The efforts of social conservatives to slow gay marriage were incredibly successful in California in 2008, when social-conservative groups pushed through the passage of Proposition 8, banning same-sex marriage in a state that gave President Obama a 24-percentage-point margin of victory that year over Sen. John McCain.

Much of the credit for stopping the ERA goes to Phyllis Schlafly, the social-conservative activist who, at 80, appeared at last week’s Conservative Political Action Conference. In the 1960s she was a strong Barry Goldwater supporter who was most famous for her pamphlet A Choice Not an Echo. Most of her devotion was to anticommunism and attacks on the likes of Henry Kissinger, whom she saw as an appeaser of the Soviets. But her attacks on the “women’s libbers” became her primary cause. Her powerful STOP ERA argued that the amendment would lead to single-sex bathrooms and prisons, the end of single-sex colleges or youth groups like the Boy and Girl Scouts, and—unimaginable at the time—same-sex marriages or women drafted into combat. "STOP" stood for Stop Taking Our Privileges, which included, she said, Social Security benefits for widows. Legal scholars argued that this wasn’t the case, but Schlafly had, more than anyone else, derailed the ERA.
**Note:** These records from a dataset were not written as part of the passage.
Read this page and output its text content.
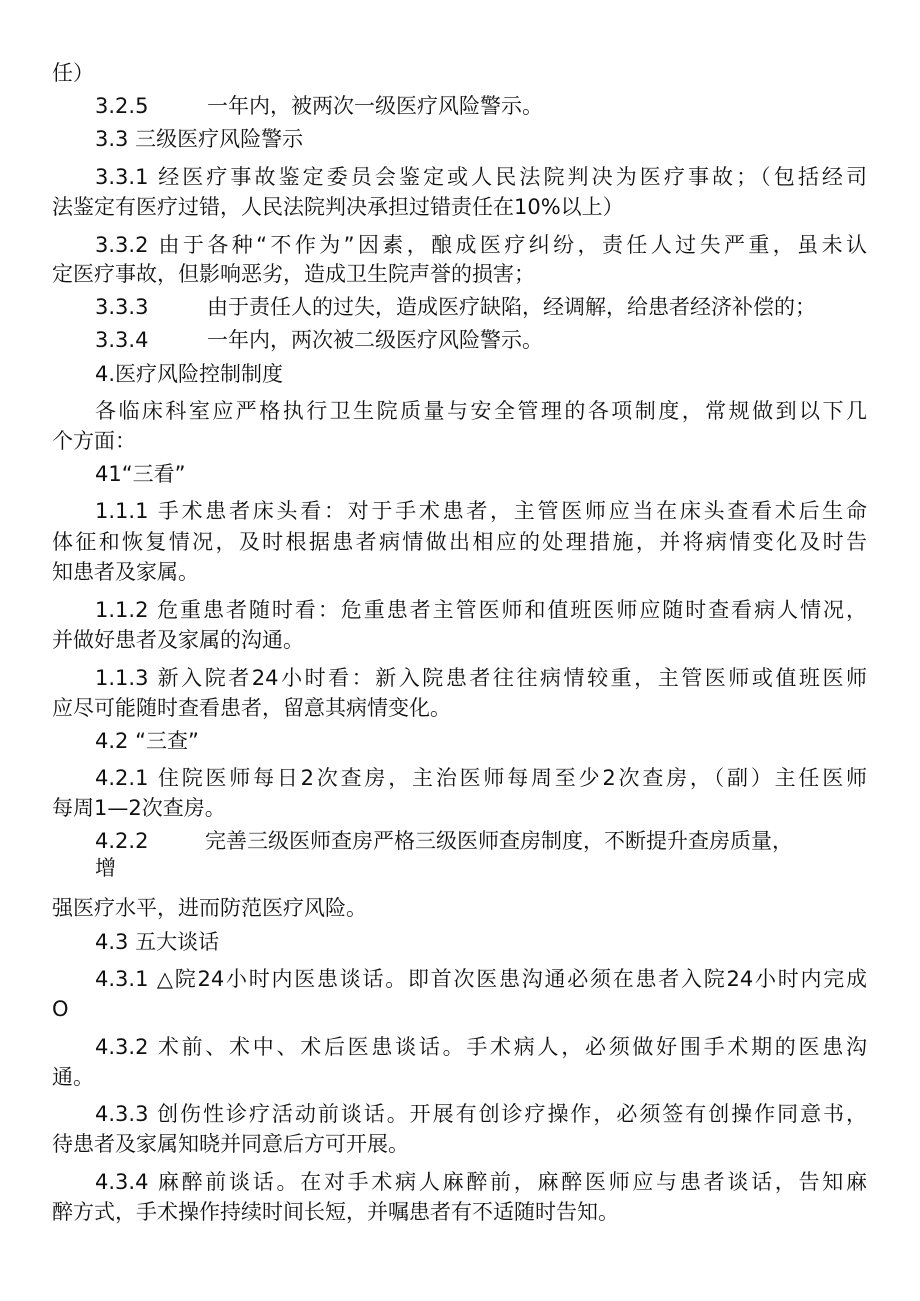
任）
3.2.5	一年内，被两次一级医疗风险警示。
3.3 三级医疗风险警示
3.3.1 经医疗事故鉴定委员会鉴定或人民法院判决为医疗事故；（包括经司
法鉴定有医疗过错，人民法院判决承担过错责任在10%以上）
3.3.2 由于各种“不作为”因素，酿成医疗纠纷，责任人过失严重，虽未认
定医疗事故，但影响恶劣，造成卫生院声誉的损害；
3.3.3	由于责任人的过失，造成医疗缺陷，经调解，给患者经济补偿的；
3.3.4	一年内，两次被二级医疗风险警示。
4.医疗风险控制制度
各临床科室应严格执行卫生院质量与安全管理的各项制度，常规做到以下几
个方面：
41“三看”
1.1.1 手术患者床头看：对于手术患者，主管医师应当在床头查看术后生命
体征和恢复情况，及时根据患者病情做出相应的处理措施，并将病情变化及时告
知患者及家属。
1.1.2 危重患者随时看：危重患者主管医师和值班医师应随时查看病人情况，
并做好患者及家属的沟通。
1.1.3 新入院者24小时看：新入院患者往往病情较重，主管医师或值班医师
应尽可能随时查看患者，留意其病情变化。
4.2 “三查”
4.2.1 住院医师每日2次查房，主治医师每周至少2次查房，（副）主任医师
每周1—2次查房。
4.2.2	完善三级医师查房严格三级医师查房制度，不断提升查房质量，
增
强医疗水平，进而防范医疗风险。
4.3 五大谈话
4.3.1 △院24小时内医患谈话。即首次医患沟通必须在患者入院24小时内完成
O
4.3.2 术前、术中、术后医患谈话。手术病人，必须做好围手术期的医患沟
通。
4.3.3 创伤性诊疗活动前谈话。开展有创诊疗操作，必须签有创操作同意书，
待患者及家属知晓并同意后方可开展。
4.3.4 麻醉前谈话。在对手术病人麻醉前，麻醉医师应与患者谈话，告知麻
醉方式，手术操作持续时间长短，并嘱患者有不适随时告知。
Schlafly’s success doesn’t mean that gay marriage isn’t on the march. It’s an object lesson that movements can be halted, at least for a time. In 2008, California voters put the brakes on same-sex marriage by enshrining one-man-one-woman marriage in the state’s constitution. The Supreme Court will hear arguments against the Proposition 8 amendment next week and it may be overturned on broad equal-protection grounds or more narrow ones. But whether or not it’s upheld, it’s a reminder that states are treacherous terrain for activists. They may be laboratories of democracy but they can also be bulwarks of the status quo. Obama is fond of recalling the famed Martin Luther King Jr. quote that “the arc of the universe is long but it bends towards justice.” That may be so, but put the emphasis on “long.”